When I was a kid I read a lot of books about musical performers, books filled with fantastic tales, of adventures on tour, of transcendental virtuosity — in the pre-recording era. This stuff can fire a teenager’s imagination. After reading about Arthur Rubinstein learning Franck’s Symphonic Variations on a long train ride (he went from the station to the first rehearsal), and Josef Hofmann performing a short piece after only hearing another pianist play it twice, I took action.
Along with several of my teacher’s students, I was scheduled to perform in a Sunday afternoon concert. I’d be playing Chopin’s Mazurka in B-flat Minor, opus 24, no. 4. On Saturday, the day before the performance, after finding out that my contribution to the concert could be lengthened, I learned the three other mazurkas that make up Chopin’s Opus 24 — no. 1, in G Minor, no. 2, in C Major, and no. 3, in A-flat Major. I had read through the Lydian-inflected no. 2 before. No. 1 and no. 3 were unknown to me.
I started playing through these fairly short pieces and working on the trickiest spots. Almost right away, I attempted to play passages at tempo and without looking at the score. By the end of the day, I could play all the music through from memory. And I played through all four mazurkas for my parents.
About the concert, I don’t recall much. It went well. I didn’t say much about what I had done until much later on. It probably did have something to do with what I told Diane Zola when she came to my door in New York many years later.
She told me that a pianist was cancelling a performance and asked if I knew Gershwin’s Rhapsody in Blue. I told her I’d played it a few times (about 6 years earlier). The possible concert would be for an audience of several thousand, with New York’s Orchestra of St. Luke’s. “Can you perform the piece tomorrow night?” she asked. Perhaps with the mazurkas in the back of my mind, I told her, “Yes I can.”
Marc Ryser says
In Heinrich Neuhaus’ wonderful “The Art of the Piano” (one of the very few books about piano-playing which deserves careful study and re-study) he recalls in detail setting himself the task, as a teenager, of learning and memorizing Beethoven’s “Hammerklavier” sonata in one week.
[Neuhaus was mentor to Richter and Gilels among others…]
He succeeded. But what I especially love about his recounting of the tale is the disclaimer at the end: of course, this demanded his full attention, there was no time for anything else.
Indeed!
Jeffrey Biegel says
Great story!
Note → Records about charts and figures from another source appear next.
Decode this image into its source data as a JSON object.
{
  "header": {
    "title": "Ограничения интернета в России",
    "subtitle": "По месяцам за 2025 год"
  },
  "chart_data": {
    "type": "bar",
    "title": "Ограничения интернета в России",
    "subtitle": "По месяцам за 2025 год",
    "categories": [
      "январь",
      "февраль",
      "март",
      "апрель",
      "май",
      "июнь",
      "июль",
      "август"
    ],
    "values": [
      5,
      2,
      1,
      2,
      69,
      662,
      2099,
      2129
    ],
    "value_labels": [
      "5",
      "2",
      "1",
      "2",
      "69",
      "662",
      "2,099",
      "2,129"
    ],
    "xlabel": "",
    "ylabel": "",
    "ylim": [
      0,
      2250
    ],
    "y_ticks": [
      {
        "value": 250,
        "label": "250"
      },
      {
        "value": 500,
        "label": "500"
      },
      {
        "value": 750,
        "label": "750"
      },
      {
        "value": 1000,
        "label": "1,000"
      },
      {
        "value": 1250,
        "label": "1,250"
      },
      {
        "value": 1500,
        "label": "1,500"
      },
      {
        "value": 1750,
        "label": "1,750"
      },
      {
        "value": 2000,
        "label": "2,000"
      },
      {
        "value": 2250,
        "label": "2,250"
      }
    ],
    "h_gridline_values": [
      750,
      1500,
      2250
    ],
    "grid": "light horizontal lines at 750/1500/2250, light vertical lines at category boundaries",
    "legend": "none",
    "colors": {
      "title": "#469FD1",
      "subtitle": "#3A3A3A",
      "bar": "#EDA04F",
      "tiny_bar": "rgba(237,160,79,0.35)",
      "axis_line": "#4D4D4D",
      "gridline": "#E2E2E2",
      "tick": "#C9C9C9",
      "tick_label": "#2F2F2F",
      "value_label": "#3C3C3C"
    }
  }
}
And of course, there are 88 measures in the 1924 Rhapsody in Blue which are now available in publication. Your story reminds me of a few months ago when I received a Facebook message asking if I could play Tschaikowsky Concerto #1 the next week on short notice. Well, a week was not so bad, but I was away without the score, which I had not played in ten years (everyone asks for everything else!). I said, “Yes, I can” too. And I went to the hotel piano and, within two hours, it all started coming right back and was ready to go later that day. Not so sure I could have done that with Brahms 2 or Prokofiev 2, however. Fortunately, the Tschaikowsky concerto fits in the hands nicely and is easier to retain over the years.